2001 erfolgte der nächste Schlag, die Einführung des Tarifmodells „5000 mal 5000“, das von Politik und Wirtschaft in den höchsten Tönen gepriesen wurde. Es diente dazu, die relativ hohen Einkommenstarife im Stammwerk aufzubrechen und einen Billiglohnsektor zu schaffen.

Nirgendwo sonst ist das Verhältnis zwischen Vorstand, Gewerkschaft, Betriebsrat und Politik so eng wie bei VW. Das Land Niedersachen verfügt als zweitgrößter Anteilseigner (nach Porsche/Piëch) über maßgeblichen Einfluss im Konzern. Der Chef der IG Metall, der weltgrößten Industriegewerkschaft, amtiert traditionsgemäß als stellvertretender Aufsichtsratsvorsitzender, assistiert vom Betriebsrat, der aufgrund der gesetzlich geregelten Mitbestimmung ebenfalls im Aufsichtsgremium vertreten ist.
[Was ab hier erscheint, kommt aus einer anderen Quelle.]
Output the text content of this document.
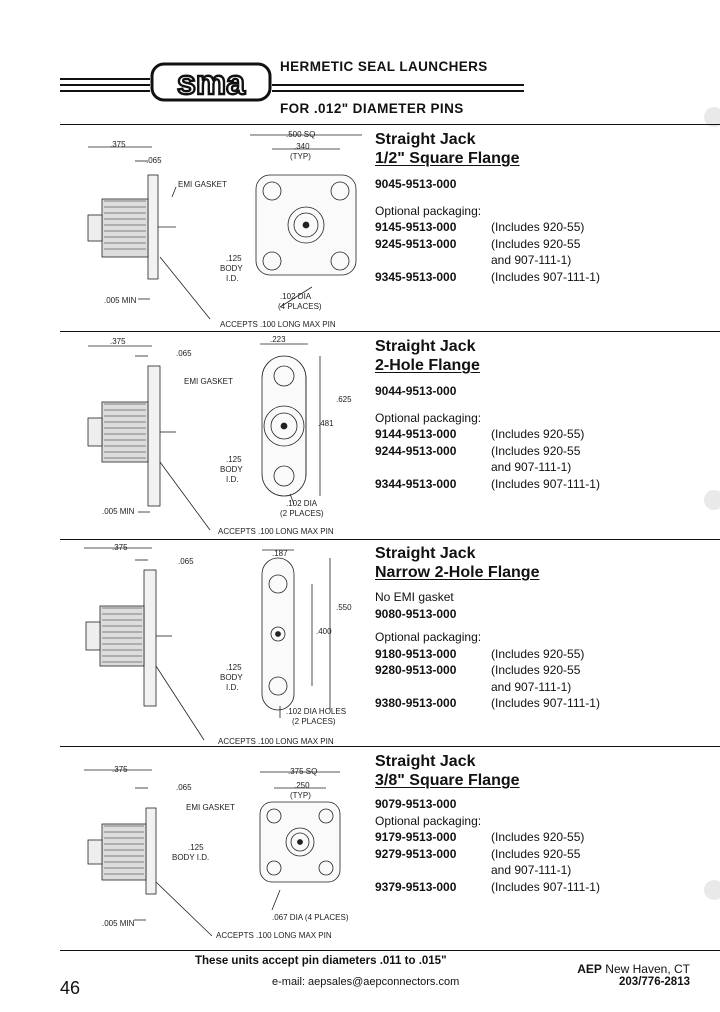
sma	HERMETIC SEAL LAUNCHERS
FOR .012" DIAMETER PINS
.375
.065
EMI GASKET
.125
BODY
I.D.
.005 MIN
ACCEPTS .100 LONG MAX PIN
.500 SQ
.340
(TYP)
.102 DIA
(4 PLACES)
Straight Jack
1/2" Square Flange
9045-9513-000
Optional packaging:
9145-9513-000	(Includes 920-55)
9245-9513-000	(Includes 920-55
and 907-111-1)
9345-9513-000	(Includes 907-111-1)
.375
.065
EMI GASKET
.125
BODY
I.D.
.005 MIN
ACCEPTS .100 LONG MAX PIN
.223
.625
.481
.102 DIA
(2 PLACES)
Straight Jack
2-Hole Flange
9044-9513-000
Optional packaging:
9144-9513-000	(Includes 920-55)
9244-9513-000	(Includes 920-55
and 907-111-1)
9344-9513-000	(Includes 907-111-1)
.375
.065
.125
BODY
I.D.
ACCEPTS .100 LONG MAX PIN
.187
.550
.400
.102 DIA HOLES
(2 PLACES)
Straight Jack
Narrow 2-Hole Flange
No EMI gasket
9080-9513-000
Optional packaging:
9180-9513-000	(Includes 920-55)
9280-9513-000	(Includes 920-55
and 907-111-1)
9380-9513-000	(Includes 907-111-1)
.375
.065
EMI GASKET
.125
BODY I.D.
.005 MIN
ACCEPTS .100 LONG MAX PIN
.375 SQ
.250
(TYP)
.067 DIA (4 PLACES)
Straight Jack
3/8" Square Flange
9079-9513-000
Optional packaging:
9179-9513-000	(Includes 920-55)
9279-9513-000	(Includes 920-55
and 907-111-1)
9379-9513-000	(Includes 907-111-1)
These units accept pin diameters .011 to .015"
46	e-mail: aepsales@aepconnectors.com
AEP New Haven, CT
203/776-2813
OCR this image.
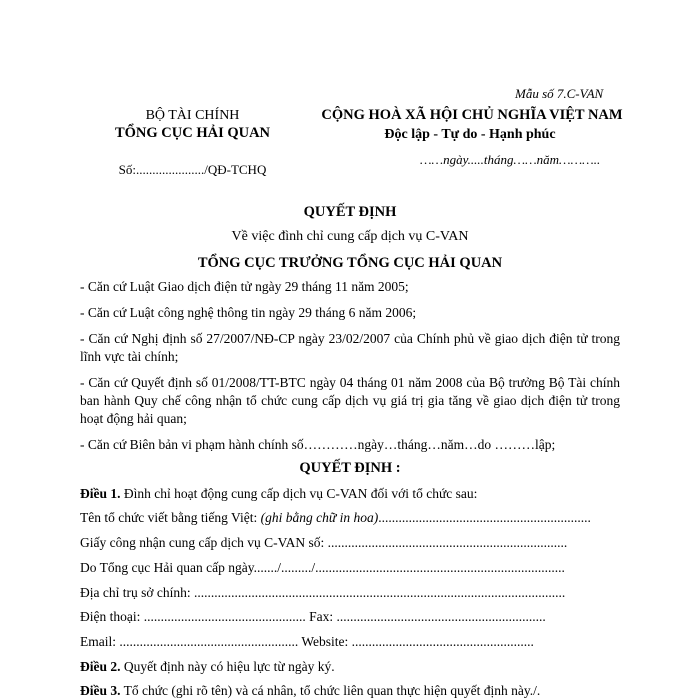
Mẫu số 7.C-VAN
BỘ TÀI CHÍNH
TỔNG CỤC HẢI QUAN
Số:...................../QĐ-TCHQ
CỘNG HOÀ XÃ HỘI CHỦ NGHĨA VIỆT NAM
Độc lập - Tự do - Hạnh phúc
……ngày.....tháng……năm………..
QUYẾT ĐỊNH
Về việc đình chỉ cung cấp dịch vụ C-VAN
TỔNG CỤC TRƯỞNG TỔNG CỤC HẢI QUAN
- Căn cứ Luật Giao dịch điện tử ngày 29 tháng 11 năm 2005;
- Căn cứ Luật công nghệ thông tin ngày 29 tháng 6 năm 2006;
- Căn cứ Nghị định số 27/2007/NĐ-CP ngày 23/02/2007 của Chính phủ về giao dịch điện tử trong lĩnh vực tài chính;
- Căn cứ Quyết định số 01/2008/TT-BTC ngày 04 tháng 01 năm 2008 của Bộ trưởng Bộ Tài chính ban hành Quy chế công nhận tổ chức cung cấp dịch vụ giá trị gia tăng về giao dịch điện tử trong hoạt động hải quan;
- Căn cứ Biên bản vi phạm hành chính số…………ngày…tháng…năm…do ………lập;
QUYẾT ĐỊNH :
Điều 1. Đình chỉ hoạt động cung cấp dịch vụ C-VAN đối với tổ chức sau:
Tên tổ chức viết bằng tiếng Việt: (ghi bằng chữ in hoa)...............................................................
Giấy công nhận cung cấp dịch vụ C-VAN số: .......................................................................
Do Tổng cục Hải quan cấp ngày......./........./..........................................................................
Địa chỉ trụ sở chính: ..............................................................................................................
Điện thoại: ................................................ Fax: ..............................................................
Email: ..................................................... Website: ......................................................
Điều 2. Quyết định này có hiệu lực từ ngày ký.
Điều 3. Tổ chức (ghi rõ tên) và cá nhân, tổ chức liên quan thực hiện quyết định này./.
Von 1990 bis 2003, solange die SPD in Hannover die Regierung stellte, und erneut ab 2013 wurde Volkswagen praktisch von einem Triumvirat aus Gewerkschaft, Betriebsrat und SPD beherrscht.

Auch jetzt spielen IG Metall und Betriebsrat eine Schlüsselrolle. In vorauseilendem Gehorsam hat der Betriebsrat einen Maßnahmenkatalog erarbeitet, mit dem der Vorstand die angestrebte Renditesteigerung erreichen und gleichzeitig den Widerstand der Belegschaft möglichst gering halten kann. Im vergangen Oktober übergab Gesamtbetriebsratschef Bernd Osterloh dem Konzernvorstand 400 Seiten Sparvorschläge, die das Unternehmen in die Lage versetzen sollen, die Rendite auf sechs Prozent zu steigern.

Im Konflikt zwischen Piëch und Winterkorn geht es vor allem darum, wie ein neues Stadium der Ausbeutung am Besten durchgesetzt werden kann. Die Beschäftigten bei VW müssen sich auf große Auseinandersetzungen vorbereiten und die Gewerkschaftsfunktionäre und Betriebsräte als das behandeln, was sie sind: korrupte Handlanger der Konzernleitung.